Suportar as larvas equivale a nunca desistir de se melhorar e contribuir para o melhoramento dos outros. É cair e levantar em seguida porque sabe que não é um ser perfeito, mas é fadado à perfeição. É indagar o que precisa aprender com as decepções e sofrimentos e não ficar paralisado na indagação dos motivos.

Depois das noites de erros os mais diversos e das lições assimiladas, certamente estaremos preparados para ver a beleza das borboletas, com os olhos que a transformação interior modelou, ou seja, veremos com os olhos do coração.

O livro O Pequeno Príncipe, portanto, sob uma roupagem singela, convida o leitor a uma profunda reflexão sobre nós mesmos, sobre a vida e sobre o que é essencial na vida.
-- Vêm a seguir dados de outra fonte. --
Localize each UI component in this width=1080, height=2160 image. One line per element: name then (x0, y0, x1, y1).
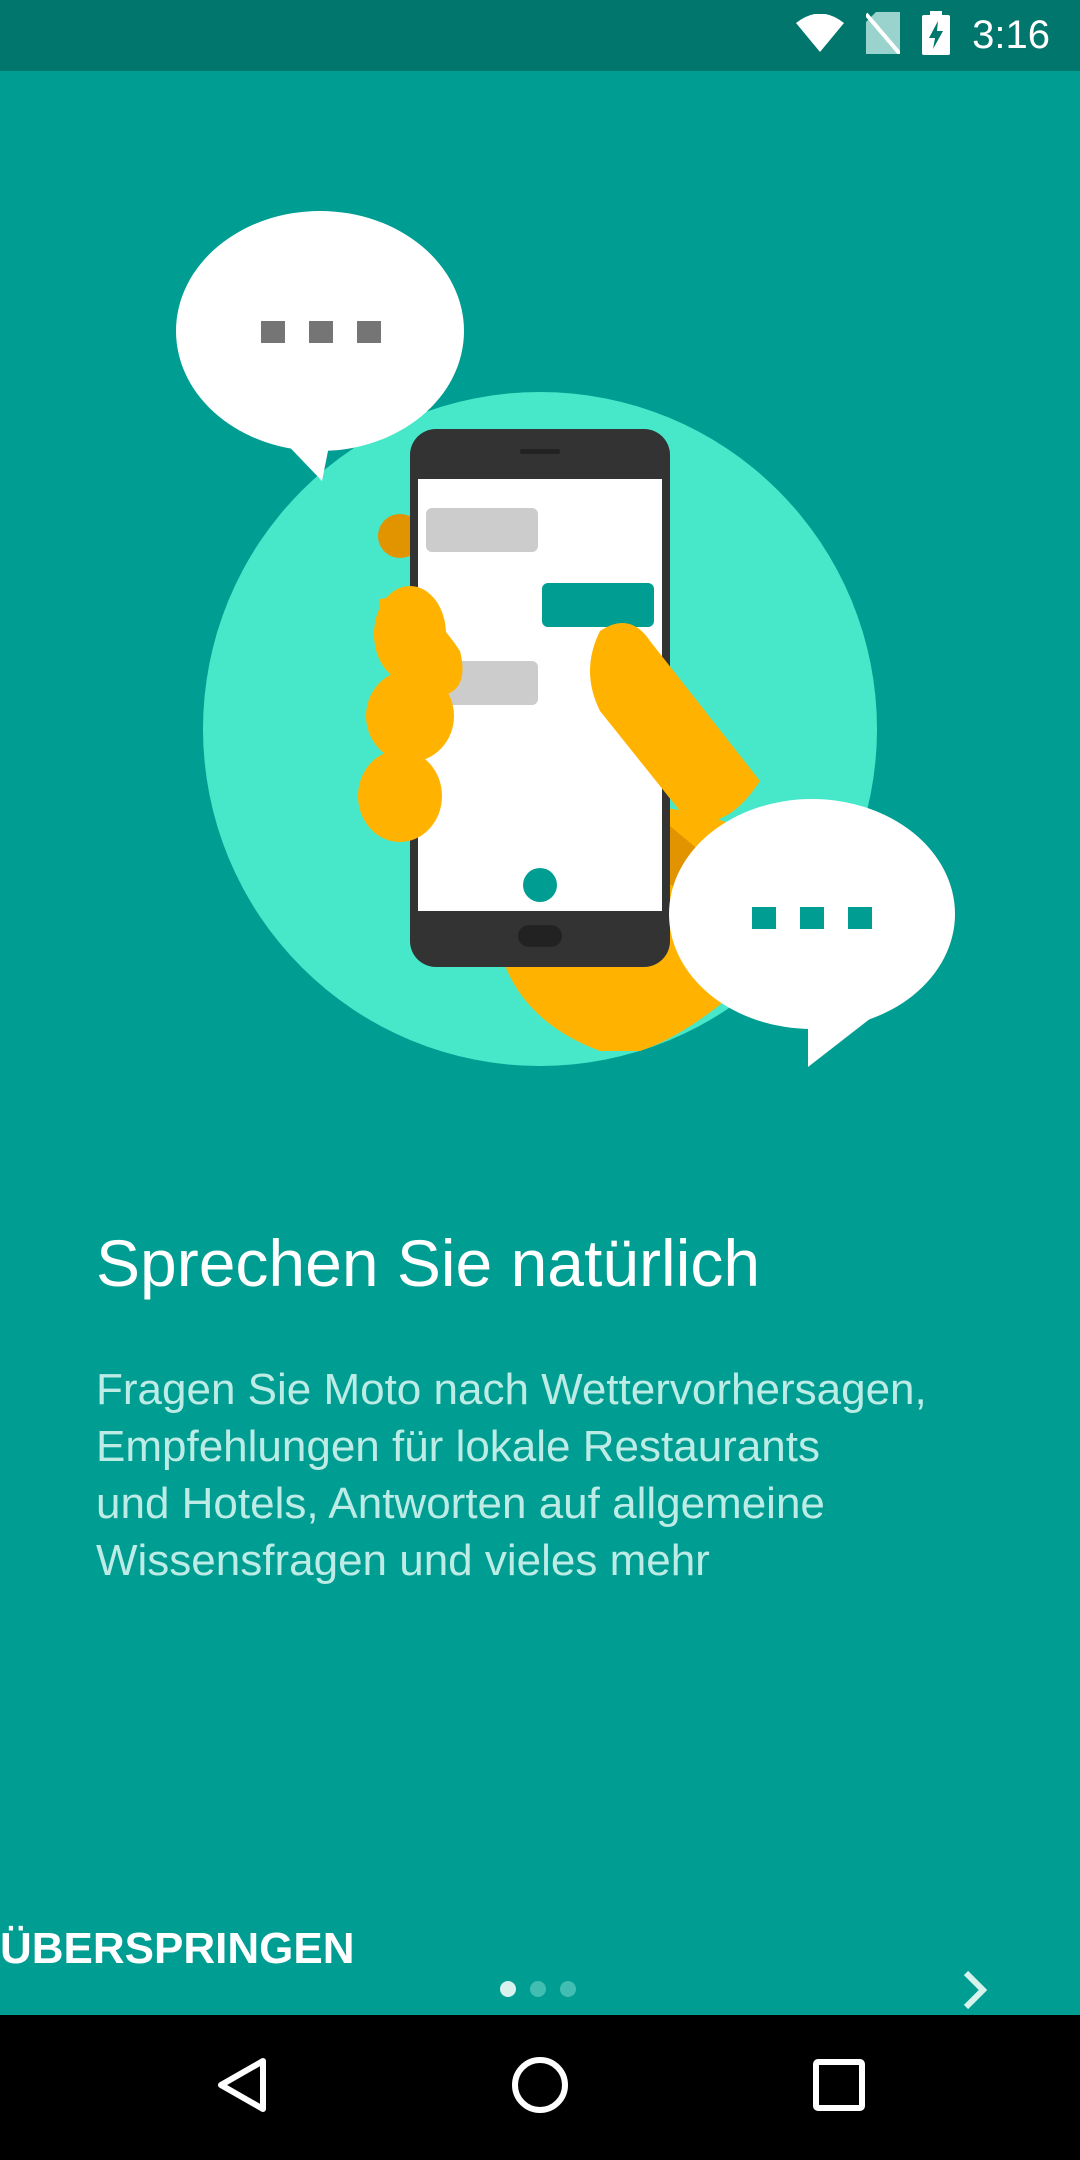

Então, tenhamos sempre em mente que o nosso livro de cabeceira pode ser muito mais profundo do que aparenta. Abramos, sem demora, os “olhos do coração”.


 

[1] Telma Maria Santos é Juíza federal da 1ª Vara da Seção Judiciária de Sergipe e poetisa, autora do livro Além das Flores, lançado em 2006.

 [2] Ob. cit. p. 81.

[3] CÍCERO, Marco Túlio. Dos deveres. Tradução: Alex Marins. São Paulo : Martin Claret, 2002, p. 125.

[4] SAINT EXUPÉRY, Antoine. O Pequeno Príncipe. Tradução: Dom Marcos Barbosa.  Rio de Janeiro : Agir, 2006, p. 24.